Sólo en ese momento dudó Antonia. Por primera vez en la vida le pasaba algo extraordinario: saldría de casa con los niños cubiertos en cobijas, se empaparía, subiría al camión de bomberos, y en medio de sirenas y luces rojas llegaría a algún refugio en donde la podrían entrevistar los mismos periodistas que ya llevaban mojados horas y horas. Por primera vez perdería el control…

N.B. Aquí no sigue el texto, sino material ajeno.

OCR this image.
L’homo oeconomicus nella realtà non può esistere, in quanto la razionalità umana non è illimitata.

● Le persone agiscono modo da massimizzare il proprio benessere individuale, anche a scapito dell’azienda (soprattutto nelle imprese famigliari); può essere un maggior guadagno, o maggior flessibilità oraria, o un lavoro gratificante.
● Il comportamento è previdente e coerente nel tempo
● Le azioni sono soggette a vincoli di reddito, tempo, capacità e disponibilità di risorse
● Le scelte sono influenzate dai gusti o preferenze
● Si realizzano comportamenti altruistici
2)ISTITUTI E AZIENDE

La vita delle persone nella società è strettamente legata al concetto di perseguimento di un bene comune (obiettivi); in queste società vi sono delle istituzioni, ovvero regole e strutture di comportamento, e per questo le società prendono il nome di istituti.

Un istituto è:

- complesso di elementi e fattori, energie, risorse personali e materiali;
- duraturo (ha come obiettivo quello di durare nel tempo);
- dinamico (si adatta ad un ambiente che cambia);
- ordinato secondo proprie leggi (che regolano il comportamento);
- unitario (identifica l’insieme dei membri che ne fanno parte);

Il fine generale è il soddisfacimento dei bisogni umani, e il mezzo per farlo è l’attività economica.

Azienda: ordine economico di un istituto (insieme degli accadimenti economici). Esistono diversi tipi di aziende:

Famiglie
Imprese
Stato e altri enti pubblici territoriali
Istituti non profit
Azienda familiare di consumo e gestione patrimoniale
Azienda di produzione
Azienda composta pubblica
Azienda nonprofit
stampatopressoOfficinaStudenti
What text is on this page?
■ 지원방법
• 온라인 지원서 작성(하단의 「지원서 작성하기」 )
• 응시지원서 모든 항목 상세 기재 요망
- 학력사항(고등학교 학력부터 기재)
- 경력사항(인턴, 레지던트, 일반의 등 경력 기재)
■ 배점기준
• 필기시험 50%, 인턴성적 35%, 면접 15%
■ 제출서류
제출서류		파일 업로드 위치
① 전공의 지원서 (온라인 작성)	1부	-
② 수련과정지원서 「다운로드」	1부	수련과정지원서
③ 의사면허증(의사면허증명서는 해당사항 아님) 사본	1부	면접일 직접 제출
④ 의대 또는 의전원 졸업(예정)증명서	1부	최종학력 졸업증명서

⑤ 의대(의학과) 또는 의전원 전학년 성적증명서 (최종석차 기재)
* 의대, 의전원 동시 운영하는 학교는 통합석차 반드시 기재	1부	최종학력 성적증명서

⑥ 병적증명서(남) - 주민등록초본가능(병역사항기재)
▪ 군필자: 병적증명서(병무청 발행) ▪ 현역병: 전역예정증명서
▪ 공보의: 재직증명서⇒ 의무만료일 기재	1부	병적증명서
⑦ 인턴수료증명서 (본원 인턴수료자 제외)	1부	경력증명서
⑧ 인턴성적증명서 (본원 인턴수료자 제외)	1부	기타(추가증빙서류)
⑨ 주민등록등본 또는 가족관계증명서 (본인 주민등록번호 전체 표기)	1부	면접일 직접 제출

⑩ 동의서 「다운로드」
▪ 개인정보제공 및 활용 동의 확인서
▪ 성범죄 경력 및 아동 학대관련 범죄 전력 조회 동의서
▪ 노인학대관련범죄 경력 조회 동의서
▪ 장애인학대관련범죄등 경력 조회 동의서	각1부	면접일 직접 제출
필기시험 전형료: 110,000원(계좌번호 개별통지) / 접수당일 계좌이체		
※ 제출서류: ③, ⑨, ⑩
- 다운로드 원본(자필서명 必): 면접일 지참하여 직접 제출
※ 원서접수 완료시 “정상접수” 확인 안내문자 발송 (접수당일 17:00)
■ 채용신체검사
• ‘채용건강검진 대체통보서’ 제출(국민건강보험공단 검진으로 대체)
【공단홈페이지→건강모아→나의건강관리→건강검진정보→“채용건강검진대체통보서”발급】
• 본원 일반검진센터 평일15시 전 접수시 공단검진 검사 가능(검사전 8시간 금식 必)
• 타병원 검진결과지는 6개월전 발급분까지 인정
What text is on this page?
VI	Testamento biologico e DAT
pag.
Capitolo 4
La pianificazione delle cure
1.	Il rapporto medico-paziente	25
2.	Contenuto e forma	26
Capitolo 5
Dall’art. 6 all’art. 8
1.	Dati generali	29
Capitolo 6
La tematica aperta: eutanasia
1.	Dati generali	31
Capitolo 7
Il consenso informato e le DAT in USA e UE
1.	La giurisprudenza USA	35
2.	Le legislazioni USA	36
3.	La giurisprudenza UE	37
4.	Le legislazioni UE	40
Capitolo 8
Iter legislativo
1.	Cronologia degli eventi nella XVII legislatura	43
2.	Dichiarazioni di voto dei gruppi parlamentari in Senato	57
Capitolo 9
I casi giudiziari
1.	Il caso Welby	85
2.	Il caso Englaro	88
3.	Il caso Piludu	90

—¡Señora, tiene que reaccionar!
El bombero ya no terminó la frase, y junto con su compañero y la mujer que chillaba fue arrastrado por una ola que llevaba árboles, arbustos, bicicletas y hasta camiones de bomberos. Antonia cerró la puerta, suspiró decepcionada de haber perdido la única oportunidad de sobresalto e imaginó a los muertos que esa ola llevaría; pensó en ellos como muertos hermosos, ¿acaso existía otra forma de imaginarlos? Muertos flotando en medio del Atlántico y rodeados de nenúfares al estilo de Monet, sus cabellos enredados entre las plantas acuáticas, por siempre deslizándose entre la más pura belleza.
Regresó a la cocina, miró por la ventana la devastación de la calle, sospechando que pasaba lo mismo en toda la ciudad. Aunque estaba segura de que la ola de lodo y muertos hermosos se dividiría en dos frente a la puerta de su casa, aterrada ante la enorme fuerza de un escudo de aburrimiento y rutina.